By Jacob Towne (Journalism Major ’23)
Editor’s note: This article was written for UNH course ENGL 621, Newswriting.
The University of New Hampshire hosted a lecture on Earth Day which highlighted the importance of Indigenous storytelling in education, especially regarding climate issues. The April 22 event featured stories told by Anne Jennison, an Abenaki storyteller and historian, and Louise Profeit-LeBlanc, a storyteller of the Nacho Nyak Dun First Nation of the Yukon Territory.
The lecture is part of a series to encourage new perspectives on climate change in the face of a crisis. Although rumors that it’s “too late” to limit climate change are false, according to a report from NASA, there’s still a sense of urgency as we see the effects of careless emissions.
“People started to talk about glaciers melting, and I heard stories from elders talking about living with the ice,” said Profeit-LeBlanc. “You must never cook food near the glacier because it will start moving, like it’s a living being.”
Relating to the encouragement of new perspectives, Profeit-LeBlanc mentioned that experts on climate and the environment would consult Indigenous elders because many had experienced dramatic ecological shifts during their lifetime living with nature.
“There are better ways to live in balance with nature,” said Jennison, who shared a story of the Abenaki people that stated they were created from ash trees.
Indigenous groups displaced during colonization already understood this respect for and coexistence with nature, said Jennison, but settlers brought the trend of exploiting resources for profit. Stories like her own demonstrate how the link between humanity and nature is ingrained into culture.
Cheryl Savageau, an Abenaki poet, author and storyteller and the moderator for the event, said this same creation story influenced her way of thinking about nature, along with stories from her father. “My father saw the land as foreground, and things like the houses as sort of temporary things there,” said Savageau. She emphasized returning to this way of thinking about nature. “We have to change this paradigm, we have to see ourselves as part of the world, not seeing nature as separate from human beings,” said Savageau. “If you see a lake or a river and you see it as alive, it becomes unthinkable to do certain things, like throw your sewage in there.”

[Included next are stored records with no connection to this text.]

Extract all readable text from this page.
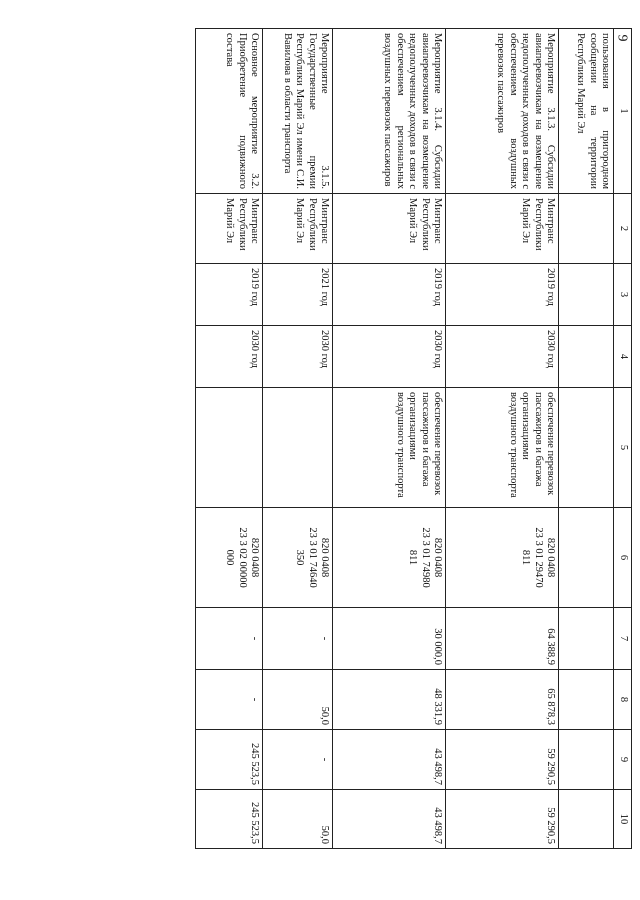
9
1	2	3	4	5	6	7	8	9	10
пользования в пригородном сообщении на территории Республики Марий Эл									
Мероприятие 3.1.3. Субсидии авиаперевозчикам на возмещение недополученных доходов в связи с обеспечением воздушных перевозок пассажиров	Минтранс
Республики
Марий Эл	2019 год	2030 год	обеспечение перевозок пассажиров и багажа организациями воздушного транспорта	820 0408
23 3 01 29470
811	64 388,9	65 878,3	59 290,5	59 290,5
Мероприятие 3.1.4. Субсидии авиаперевозчикам на возмещение недополученных доходов в связи с обеспечением региональных воздушных перевозок пассажиров	Минтранс
Республики
Марий Эл	2019 год	2030 год	обеспечение перевозок пассажиров и багажа организациями воздушного транспорта	820 0408
23 3 01 74980
811	30 000,0	48 331,9	43 498,7	43 498,7
Мероприятие 3.1.5. Государственные премии Республики Марий Эл имени С.И. Вавилова в области транспорта	Минтранс
Республики
Марий Эл	2021 год	2030 год		820 0408
23 3 01 74640
350	-	50,0	-	50,0
Основное мероприятие 3.2. Приобретение подвижного состава	Минтранс
Республики
Марий Эл	2019 год	2030 год		820 0408
23 3 02 00000
000	-	-	245 523,5	245 523,5
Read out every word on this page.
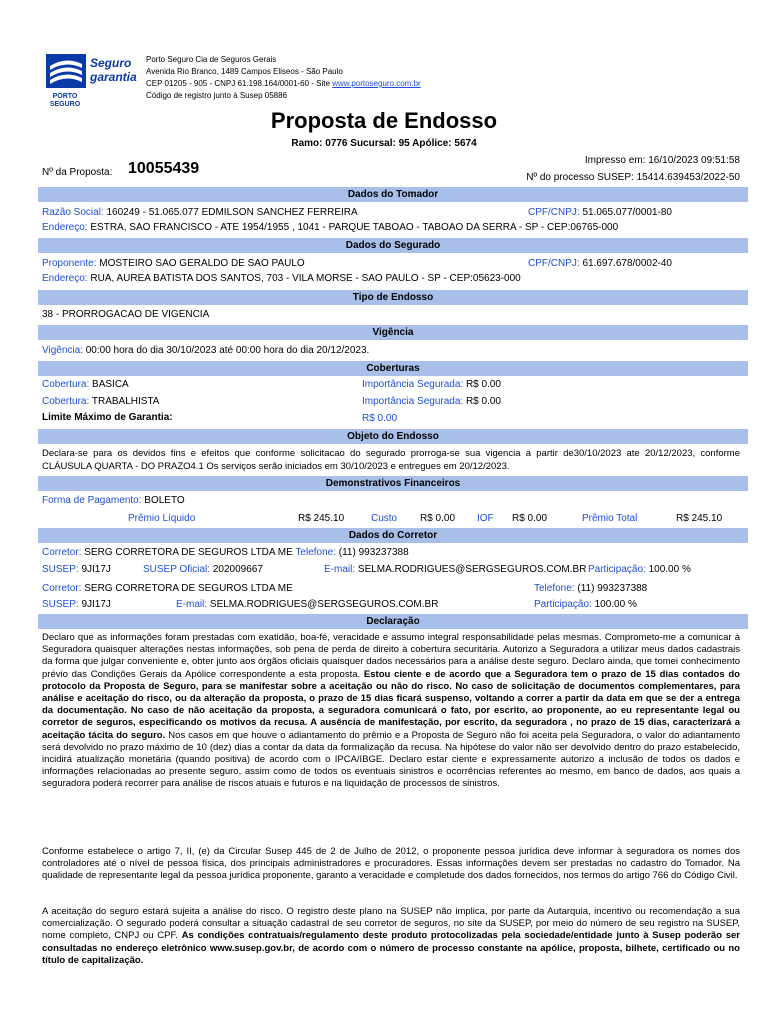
PORTO SEGURO
Seguro
garantia
Porto Seguro Cia de Seguros Gerais
Avenida Rio Branco, 1489 Campos Eliseos - São Paulo
CEP 01205 - 905 - CNPJ 61.198.164/0001-60 - Site www.portoseguro.com.br
Código de registro junto à Susep 05886
Proposta de Endosso
Ramo: 0776 Sucursal: 95 Apólice: 5674
Nº da Proposta: 10055439	Impresso em: 16/10/2023 09:51:58
Nº do processo SUSEP: 15414.639453/2022-50
Dados do Tomador
Razão Social: 160249 - 51.065.077 EDMILSON SANCHEZ FERREIRA	CPF/CNPJ: 51.065.077/0001-80
Endereço: ESTRA, SAO FRANCISCO - ATE 1954/1955 , 1041 - PARQUE TABOAO - TABOAO DA SERRA - SP - CEP:06765-000
Dados do Segurado
Proponente: MOSTEIRO SAO GERALDO DE SAO PAULO	CPF/CNPJ: 61.697.678/0002-40
Endereço: RUA, AUREA BATISTA DOS SANTOS, 703 - VILA MORSE - SAO PAULO - SP - CEP:05623-000
Tipo de Endosso
38 - PRORROGACAO DE VIGENCIA
Vigência
Vigência: 00:00 hora do dia 30/10/2023 até 00:00 hora do dia 20/12/2023.
Coberturas
Cobertura: BASICA	Importância Segurada: R$ 0.00
Cobertura: TRABALHISTA	Importância Segurada: R$ 0.00
Limite Máximo de Garantia:	R$ 0.00
Objeto do Endosso
Declara-se para os devidos fins e efeitos que conforme solicitacao do segurado prorroga-se sua vigencia a partir de30/10/2023 ate 20/12/2023, conforme CLÁUSULA QUARTA - DO PRAZO4.1 Os serviços serão iniciados em 30/10/2023 e entregues em 20/12/2023.
Demonstrativos Financeiros
Forma de Pagamento: BOLETO
Prêmio Líquido	R$ 245.10	Custo R$ 0.00 IOF R$ 0.00	Prêmio Total	R$ 245.10
Dados do Corretor
Corretor: SERG CORRETORA DE SEGUROS LTDA ME Telefone: (11) 993237388
SUSEP: 9JI17J	SUSEP Oficial: 202009667	E-mail: SELMA.RODRIGUES@SERGSEGUROS.COM.BR Participação: 100.00 %
Corretor: SERG CORRETORA DE SEGUROS LTDA ME	Telefone: (11) 993237388
SUSEP: 9JI17J	E-mail: SELMA.RODRIGUES@SERGSEGUROS.COM.BR	Participação: 100.00 %
Declaração
Declaro que as informações foram prestadas com exatidão, boa-fé, veracidade e assumo integral responsabilidade pelas mesmas. Comprometo-me a comunicar à Seguradora quaisquer alterações nestas informações, sob pena de perda de direito à cobertura securitária. Autorizo a Seguradora a utilizar meus dados cadastrais da forma que julgar conveniente e, obter junto aos órgãos oficiais quaisquer dados necessários para a análise deste seguro. Declaro ainda, que tomei conhecimento prévio das Condições Gerais da Apólice correspondente a esta proposta. Estou ciente e de acordo que a Seguradora tem o prazo de 15 dias contados do protocolo da Proposta de Seguro, para se manifestar sobre a aceitação ou não do risco. No caso de solicitação de documentos complementares, para análise e aceitação do risco, ou da alteração da proposta, o prazo de 15 dias ficará suspenso, voltando a correr a partir da data em que se der a entrega da documentação. No caso de não aceitação da proposta, a seguradora comunicará o fato, por escrito, ao proponente, ao eu representante legal ou corretor de seguros, especificando os motivos da recusa. A ausência de manifestação, por escrito, da seguradora , no prazo de 15 dias, caracterizará a aceitação tácita do seguro. Nos casos em que houve o adiantamento do prêmio e a Proposta de Seguro não foi aceita pela Seguradora, o valor do adiantamento será devolvido no prazo máximo de 10 (dez) dias a contar da data da formalização da recusa. Na hipótese do valor não ser devolvido dentro do prazo estabelecido, incidirá atualização monetária (quando positiva) de acordo com o IPCA/IBGE. Declaro estar ciente e expressamente autorizo a inclusão de todos os dados e informações relacionadas ao presente seguro, assim como de todos os eventuais sinistros e ocorrências referentes ao mesmo, em banco de dados, aos quais a seguradora poderá recorrer para análise de riscos atuais e futuros e na liquidação de processos de sinistros.
Conforme estabelece o artigo 7, II, (e) da Circular Susep 445 de 2 de Julho de 2012, o proponente pessoa jurídica deve informar à seguradora os nomes dos controladores até o nível de pessoa física, dos principais administradores e procuradores. Essas informações devem ser prestadas no cadastro do Tomador. Na qualidade de representante legal da pessoa jurídica proponente, garanto a veracidade e completude dos dados fornecidos, nos termos do artigo 766 do Código Civil.
A aceitação do seguro estará sujeita a análise do risco. O registro deste plano na SUSEP não implica, por parte da Autarquia, incentivo ou recomendação a sua comercialização. O segurado poderá consultar a situação cadastral de seu corretor de seguros, no site da SUSEP, por meio do número de seu registro na SUSEP, nome completo, CNPJ ou CPF. As condições contratuais/regulamento deste produto protocolizadas pela sociedade/entidade junto à Susep poderão ser consultadas no endereço eletrônico www.susep.gov.br, de acordo com o número de processo constante na apólice, proposta, bilhete, certificado ou no título de capitalização.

The April 22 event served to teach that educating people on this perspective is much easier through storytelling than through scientific jargon, as the stories are more personal and can carry a greater impact. “When you’re going through the story, every person hears something different based on their own worldview,” said Profeit-LeBlanc. “It’s not just for Indigenous people, it’s for everybody.”
Savageau, who similar to Jennison is from the northeastern United States, highlighted the natural beauty of the region as a tool for teaching. New Hampshire is one of the least polluted states in the U.S., ranking 54 out of 56 states/territories nationwide in terms of toxic releases, according to a 2019 EPA report. Rather than seeing such beauty as a resource, said Savageau, students should appreciate it for what it is.
“One of the things that I’m always amazed by at UNH and Durham is where they’re located. Get outside, go and enjoy that and pay attention to it,” said Savageau.